L’addition des organes de décision et de contrôle n’a pas permis de prévoir l’arrivée de la pandémie en France ni de préparer le pays à la recevoir. Elle entraîne parfois, au contraire, des blocages et des contre-ordres qui ralentissent l’action et ruinent son efficacité.


Alors qu’on perçoit beaucoup d’improvisations dynamiques à la base – un carrossier qui fournit des masques à des médecins, des clients qui leur en apportent, des entreprises qui en fabriquent, en commandent ou offrent les leurs, pris sur les réserves -, au sommet, là où l’organisation devrait régner, c’est bricolage dans la gestion et cafouillage dans la communication. Les mensonges d’État sur l’utilité des masques ou l’étendue des tests pour cacher le retard et la pénurie, le « cinéma » du transfert des malades par avion pour dissimuler l’insuffisance des lits et des respirateurs, l’incroyable polémique sur l’hydroxychloroquine sont autant de variations sur le thème du « mal français », celui d’un État centralisateur, imprévoyant et néanmoins dirigiste. On sait très bien que l’application des 35 heures en dehors des entreprises de production capables d’accroître leur productivité, dans le service public notamment, a puissamment surchargé et désorganisé l’hôpital.

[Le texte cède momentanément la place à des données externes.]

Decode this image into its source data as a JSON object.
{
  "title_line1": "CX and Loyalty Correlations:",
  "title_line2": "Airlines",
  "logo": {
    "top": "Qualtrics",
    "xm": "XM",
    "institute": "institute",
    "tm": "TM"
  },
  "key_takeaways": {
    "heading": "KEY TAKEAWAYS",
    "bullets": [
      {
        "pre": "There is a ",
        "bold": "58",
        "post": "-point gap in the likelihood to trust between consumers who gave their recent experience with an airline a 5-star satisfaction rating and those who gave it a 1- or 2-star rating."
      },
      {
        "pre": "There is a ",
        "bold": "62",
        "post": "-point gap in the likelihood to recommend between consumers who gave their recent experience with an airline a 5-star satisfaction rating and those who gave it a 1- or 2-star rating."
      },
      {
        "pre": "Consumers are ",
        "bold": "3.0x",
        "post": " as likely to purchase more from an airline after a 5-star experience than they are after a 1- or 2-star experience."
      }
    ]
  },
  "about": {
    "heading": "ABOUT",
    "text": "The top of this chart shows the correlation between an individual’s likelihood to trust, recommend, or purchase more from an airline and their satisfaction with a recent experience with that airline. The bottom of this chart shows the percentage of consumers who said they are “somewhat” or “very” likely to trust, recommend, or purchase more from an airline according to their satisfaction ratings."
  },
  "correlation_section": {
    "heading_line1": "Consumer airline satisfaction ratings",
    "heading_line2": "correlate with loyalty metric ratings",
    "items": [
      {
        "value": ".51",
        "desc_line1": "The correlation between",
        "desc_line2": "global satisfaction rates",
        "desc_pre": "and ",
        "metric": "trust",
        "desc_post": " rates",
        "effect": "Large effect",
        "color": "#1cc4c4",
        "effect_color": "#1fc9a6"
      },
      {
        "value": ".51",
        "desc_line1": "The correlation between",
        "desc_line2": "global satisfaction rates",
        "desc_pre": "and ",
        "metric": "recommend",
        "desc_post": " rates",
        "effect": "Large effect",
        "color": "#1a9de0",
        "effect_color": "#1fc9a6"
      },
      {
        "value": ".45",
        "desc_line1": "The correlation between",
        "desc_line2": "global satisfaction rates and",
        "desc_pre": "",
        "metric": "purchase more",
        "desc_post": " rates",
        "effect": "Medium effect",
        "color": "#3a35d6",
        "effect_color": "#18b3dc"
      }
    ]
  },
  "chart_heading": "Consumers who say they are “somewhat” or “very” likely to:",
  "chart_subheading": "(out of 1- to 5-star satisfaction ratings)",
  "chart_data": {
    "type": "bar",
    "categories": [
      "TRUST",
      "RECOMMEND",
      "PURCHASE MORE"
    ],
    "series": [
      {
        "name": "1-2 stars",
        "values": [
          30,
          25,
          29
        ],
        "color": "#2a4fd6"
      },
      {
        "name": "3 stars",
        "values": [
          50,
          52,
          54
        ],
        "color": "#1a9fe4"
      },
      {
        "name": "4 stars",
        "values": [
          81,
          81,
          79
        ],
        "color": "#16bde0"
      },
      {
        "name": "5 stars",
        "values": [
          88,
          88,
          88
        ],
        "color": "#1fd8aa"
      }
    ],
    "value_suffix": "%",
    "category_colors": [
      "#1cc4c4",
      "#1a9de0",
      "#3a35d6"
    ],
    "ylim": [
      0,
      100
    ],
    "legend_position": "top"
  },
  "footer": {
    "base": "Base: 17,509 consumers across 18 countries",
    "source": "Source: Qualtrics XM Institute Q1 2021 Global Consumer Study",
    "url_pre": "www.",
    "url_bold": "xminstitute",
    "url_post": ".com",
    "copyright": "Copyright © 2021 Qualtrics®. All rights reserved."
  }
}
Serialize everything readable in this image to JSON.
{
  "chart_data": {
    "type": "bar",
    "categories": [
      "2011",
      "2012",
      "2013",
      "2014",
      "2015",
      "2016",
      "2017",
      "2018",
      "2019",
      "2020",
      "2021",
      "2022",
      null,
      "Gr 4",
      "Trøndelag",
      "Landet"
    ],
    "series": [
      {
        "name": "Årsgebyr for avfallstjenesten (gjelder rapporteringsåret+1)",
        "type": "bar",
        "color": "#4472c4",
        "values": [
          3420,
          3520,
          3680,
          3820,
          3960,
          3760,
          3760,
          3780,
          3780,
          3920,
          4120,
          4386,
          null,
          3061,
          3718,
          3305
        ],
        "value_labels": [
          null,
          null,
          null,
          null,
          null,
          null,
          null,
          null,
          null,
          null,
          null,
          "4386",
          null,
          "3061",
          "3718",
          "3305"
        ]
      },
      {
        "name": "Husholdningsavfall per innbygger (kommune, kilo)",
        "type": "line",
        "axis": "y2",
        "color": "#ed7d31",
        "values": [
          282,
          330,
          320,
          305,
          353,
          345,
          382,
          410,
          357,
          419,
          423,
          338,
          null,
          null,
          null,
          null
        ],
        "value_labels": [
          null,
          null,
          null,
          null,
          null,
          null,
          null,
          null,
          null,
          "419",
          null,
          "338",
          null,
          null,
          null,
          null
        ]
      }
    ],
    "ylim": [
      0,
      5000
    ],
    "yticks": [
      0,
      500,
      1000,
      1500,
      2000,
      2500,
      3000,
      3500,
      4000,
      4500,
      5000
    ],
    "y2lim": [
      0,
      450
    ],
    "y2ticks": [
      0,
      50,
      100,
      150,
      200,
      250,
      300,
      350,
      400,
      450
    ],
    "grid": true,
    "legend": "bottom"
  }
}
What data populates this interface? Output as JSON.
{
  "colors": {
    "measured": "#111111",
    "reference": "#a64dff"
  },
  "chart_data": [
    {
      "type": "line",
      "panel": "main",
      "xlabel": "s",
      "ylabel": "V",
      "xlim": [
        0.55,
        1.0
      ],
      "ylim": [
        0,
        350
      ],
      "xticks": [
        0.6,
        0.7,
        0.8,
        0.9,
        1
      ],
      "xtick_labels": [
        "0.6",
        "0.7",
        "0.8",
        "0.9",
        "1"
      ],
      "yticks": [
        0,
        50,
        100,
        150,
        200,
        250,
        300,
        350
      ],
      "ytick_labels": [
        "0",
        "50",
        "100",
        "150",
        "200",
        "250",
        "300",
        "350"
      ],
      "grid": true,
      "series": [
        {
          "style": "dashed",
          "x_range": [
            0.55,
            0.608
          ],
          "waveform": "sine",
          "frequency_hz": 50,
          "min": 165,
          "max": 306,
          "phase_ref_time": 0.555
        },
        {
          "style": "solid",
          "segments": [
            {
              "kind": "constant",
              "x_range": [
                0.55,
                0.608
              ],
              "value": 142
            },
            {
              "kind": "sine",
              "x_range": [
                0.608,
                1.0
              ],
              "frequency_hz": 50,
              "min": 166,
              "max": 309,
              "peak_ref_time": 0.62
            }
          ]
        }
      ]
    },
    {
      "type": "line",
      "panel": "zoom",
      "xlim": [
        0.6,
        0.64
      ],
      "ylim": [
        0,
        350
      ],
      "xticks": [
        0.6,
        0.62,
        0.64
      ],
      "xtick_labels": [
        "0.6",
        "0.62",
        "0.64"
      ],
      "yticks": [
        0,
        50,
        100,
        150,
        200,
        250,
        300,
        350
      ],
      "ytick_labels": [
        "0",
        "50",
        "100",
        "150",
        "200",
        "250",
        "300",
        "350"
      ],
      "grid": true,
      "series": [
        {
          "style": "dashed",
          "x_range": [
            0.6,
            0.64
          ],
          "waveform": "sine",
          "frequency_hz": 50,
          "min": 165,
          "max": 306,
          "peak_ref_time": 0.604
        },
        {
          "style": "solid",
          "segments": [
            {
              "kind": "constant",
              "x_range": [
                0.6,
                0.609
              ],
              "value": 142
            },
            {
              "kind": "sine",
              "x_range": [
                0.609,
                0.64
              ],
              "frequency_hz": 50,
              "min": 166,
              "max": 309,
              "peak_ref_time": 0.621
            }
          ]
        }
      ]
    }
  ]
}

Alors, en dehors des conférences technocratiques quotidiennes de M. Salomon qui nous inonde de chiffres pour créer l’illusion de la maîtrise, c’est, depuis trois semaines, gestion du désarroi et panique à bord.


L’État-stratège qui avait annoncé que la guerre n’aurait pas lieu en est à faire le bilan quotidien de ses victimes. Or, celui-ci révèle, lorsqu’on le compare à celui de la Corée du Sud ou de l’Allemagne, l’inanité d’une stratégie absurde qui a consisté à isoler les gens chez eux plutôt que de les protéger les uns des autres par des masques, parce qu’il n’y avait pas de masques et qu’on ne voulait pas le dire. Cette politique de Gribouille aura deux conséquences désastreuses : la mise en sommeil de notre économie et celle de nos libertés. L’Etat-stratège est en déconfiture et l’État de droit en sommeil.